Canadian drone operator David Etienne Durivage gives us exceptional images of Siberian tigers filmed in the snow. Captivated and intrigued by the machine, our majestic felines will try to catch it, but without success for our greatest pleasure.
The former musician, now a Canadian director, producer and drone pilot, David Etienne Durivage recently founded the Dizifilms agency, which specializes in aerial imagery using drones. Winner of several prizes in Europe and the United States rewarding the design of documentaries through the use of small aircraft, the director signs here a video that should delight those fascinated by nature. Published on December 14 on YouTube, we see two Siberian tigers frolicking in the immaculate snow of the Zoo Sauvage in St-Félicien, Quebec.
Siberian tiger (Panthera tigris altaica) is the largest of the tigers. You will find it in southeastern Russia and northern China. On the brink of extinction in the 1940s, today there are about 600 specimens in the wild. But history repeats itself and poaching and habitat destruction threaten it again. Physically, the animal is impressive. Its mouth is wider than that of other tigers and it also generally has a larger and more massive body than the Bengal tiger as well as wider legs. Its height at the withers ranges from 100 cm to 120 cm depending on the individual. Its claws measure up to 10 cm2.
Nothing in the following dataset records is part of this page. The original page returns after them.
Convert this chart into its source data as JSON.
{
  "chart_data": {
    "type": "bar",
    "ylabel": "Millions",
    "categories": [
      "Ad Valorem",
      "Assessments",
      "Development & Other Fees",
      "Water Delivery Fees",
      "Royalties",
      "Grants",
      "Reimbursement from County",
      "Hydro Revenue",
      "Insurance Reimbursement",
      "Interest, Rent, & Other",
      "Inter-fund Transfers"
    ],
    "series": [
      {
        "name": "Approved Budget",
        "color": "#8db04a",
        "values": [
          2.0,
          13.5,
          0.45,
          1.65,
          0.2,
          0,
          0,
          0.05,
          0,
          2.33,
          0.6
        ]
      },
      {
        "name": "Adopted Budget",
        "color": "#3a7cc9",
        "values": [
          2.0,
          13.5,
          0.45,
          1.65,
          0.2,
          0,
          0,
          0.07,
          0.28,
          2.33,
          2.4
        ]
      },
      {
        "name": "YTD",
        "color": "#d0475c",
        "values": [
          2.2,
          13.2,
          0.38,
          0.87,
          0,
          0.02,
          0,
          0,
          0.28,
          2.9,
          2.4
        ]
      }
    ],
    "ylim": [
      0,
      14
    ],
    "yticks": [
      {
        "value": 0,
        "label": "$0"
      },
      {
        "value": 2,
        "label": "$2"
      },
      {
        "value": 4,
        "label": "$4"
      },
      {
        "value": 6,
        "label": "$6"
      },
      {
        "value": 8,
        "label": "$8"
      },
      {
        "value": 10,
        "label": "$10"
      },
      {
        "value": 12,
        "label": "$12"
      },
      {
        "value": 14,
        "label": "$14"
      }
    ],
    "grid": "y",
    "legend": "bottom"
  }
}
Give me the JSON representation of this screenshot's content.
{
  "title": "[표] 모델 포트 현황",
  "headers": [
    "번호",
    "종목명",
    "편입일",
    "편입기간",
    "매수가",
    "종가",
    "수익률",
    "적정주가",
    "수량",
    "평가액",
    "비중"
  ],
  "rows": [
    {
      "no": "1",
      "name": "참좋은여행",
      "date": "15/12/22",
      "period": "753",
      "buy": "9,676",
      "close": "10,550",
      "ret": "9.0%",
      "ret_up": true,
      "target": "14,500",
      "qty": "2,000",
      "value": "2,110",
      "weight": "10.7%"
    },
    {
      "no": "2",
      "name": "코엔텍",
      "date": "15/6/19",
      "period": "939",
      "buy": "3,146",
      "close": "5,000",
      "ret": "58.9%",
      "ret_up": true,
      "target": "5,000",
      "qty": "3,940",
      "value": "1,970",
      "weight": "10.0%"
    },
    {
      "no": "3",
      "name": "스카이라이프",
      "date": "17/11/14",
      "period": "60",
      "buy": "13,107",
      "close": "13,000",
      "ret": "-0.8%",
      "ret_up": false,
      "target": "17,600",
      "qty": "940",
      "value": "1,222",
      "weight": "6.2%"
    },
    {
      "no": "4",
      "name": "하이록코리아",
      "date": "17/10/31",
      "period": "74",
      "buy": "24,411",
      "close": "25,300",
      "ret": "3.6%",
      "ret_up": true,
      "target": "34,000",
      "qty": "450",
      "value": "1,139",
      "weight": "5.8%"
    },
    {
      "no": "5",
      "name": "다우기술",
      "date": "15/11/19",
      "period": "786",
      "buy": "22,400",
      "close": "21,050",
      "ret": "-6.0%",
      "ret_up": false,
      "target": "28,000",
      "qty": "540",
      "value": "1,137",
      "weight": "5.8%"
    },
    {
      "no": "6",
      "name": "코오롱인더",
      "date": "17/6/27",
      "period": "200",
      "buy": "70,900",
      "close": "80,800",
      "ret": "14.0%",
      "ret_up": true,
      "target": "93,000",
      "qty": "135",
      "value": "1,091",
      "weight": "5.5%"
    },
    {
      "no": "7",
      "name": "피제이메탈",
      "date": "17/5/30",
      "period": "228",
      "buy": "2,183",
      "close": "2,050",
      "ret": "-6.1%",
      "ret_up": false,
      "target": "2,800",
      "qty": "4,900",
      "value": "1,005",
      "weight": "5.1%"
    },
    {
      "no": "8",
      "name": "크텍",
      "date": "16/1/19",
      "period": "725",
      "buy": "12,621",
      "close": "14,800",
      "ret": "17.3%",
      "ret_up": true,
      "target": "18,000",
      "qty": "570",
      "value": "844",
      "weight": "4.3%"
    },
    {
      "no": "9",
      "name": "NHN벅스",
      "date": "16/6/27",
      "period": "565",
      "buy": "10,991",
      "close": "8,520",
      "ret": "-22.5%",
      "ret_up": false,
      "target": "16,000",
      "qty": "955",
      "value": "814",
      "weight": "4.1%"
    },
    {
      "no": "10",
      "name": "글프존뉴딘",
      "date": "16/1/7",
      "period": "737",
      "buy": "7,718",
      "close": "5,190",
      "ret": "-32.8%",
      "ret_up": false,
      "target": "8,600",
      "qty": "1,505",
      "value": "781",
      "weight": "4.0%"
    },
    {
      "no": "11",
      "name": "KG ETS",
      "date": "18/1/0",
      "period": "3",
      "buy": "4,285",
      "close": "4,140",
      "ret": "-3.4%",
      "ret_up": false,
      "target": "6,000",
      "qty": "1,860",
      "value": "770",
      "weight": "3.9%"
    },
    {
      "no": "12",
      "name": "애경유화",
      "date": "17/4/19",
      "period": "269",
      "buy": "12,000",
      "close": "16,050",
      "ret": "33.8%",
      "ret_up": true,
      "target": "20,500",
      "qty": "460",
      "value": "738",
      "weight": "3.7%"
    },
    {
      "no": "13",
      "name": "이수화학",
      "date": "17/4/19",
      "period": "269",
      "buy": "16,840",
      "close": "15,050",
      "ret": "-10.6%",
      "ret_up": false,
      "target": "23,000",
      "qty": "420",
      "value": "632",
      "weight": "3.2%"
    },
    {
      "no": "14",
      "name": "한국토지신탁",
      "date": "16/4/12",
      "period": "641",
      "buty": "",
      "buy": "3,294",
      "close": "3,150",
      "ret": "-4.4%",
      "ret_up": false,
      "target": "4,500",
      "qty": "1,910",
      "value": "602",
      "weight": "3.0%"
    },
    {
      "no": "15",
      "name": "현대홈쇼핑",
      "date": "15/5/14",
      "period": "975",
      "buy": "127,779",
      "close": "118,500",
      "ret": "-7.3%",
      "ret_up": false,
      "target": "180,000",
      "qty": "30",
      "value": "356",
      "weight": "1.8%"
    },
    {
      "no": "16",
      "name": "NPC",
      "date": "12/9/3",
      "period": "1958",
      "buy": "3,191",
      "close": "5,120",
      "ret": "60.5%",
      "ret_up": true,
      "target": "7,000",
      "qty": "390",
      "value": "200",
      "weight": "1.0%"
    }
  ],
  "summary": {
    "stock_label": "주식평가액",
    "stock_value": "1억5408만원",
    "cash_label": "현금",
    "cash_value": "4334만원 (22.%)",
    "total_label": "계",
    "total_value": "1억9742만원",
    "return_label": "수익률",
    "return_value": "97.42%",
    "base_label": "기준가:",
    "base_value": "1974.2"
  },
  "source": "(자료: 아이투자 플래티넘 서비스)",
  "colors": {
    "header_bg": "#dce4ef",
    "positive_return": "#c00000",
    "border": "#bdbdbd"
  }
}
The Siberian tiger is also distinguished by its fur with a summer coat and a winter coat. A particularity once shared with the Caspian tiger, which disappeared in the 1930s. Winter fur is longer and thicker, almost shaggy and often lighter than summer. In addition, a five centimeter thick layer of fat protects the belly and flanks from the cold, an evolutionary adaptation that allows it to withstand extreme winter temperature drops (down to -50°C) in its range. and hide in the snow. On the other hand, during the summer, its fur changes, it becomes darker and finer, the Siberian tiger can then easily withstand up to + 30°C.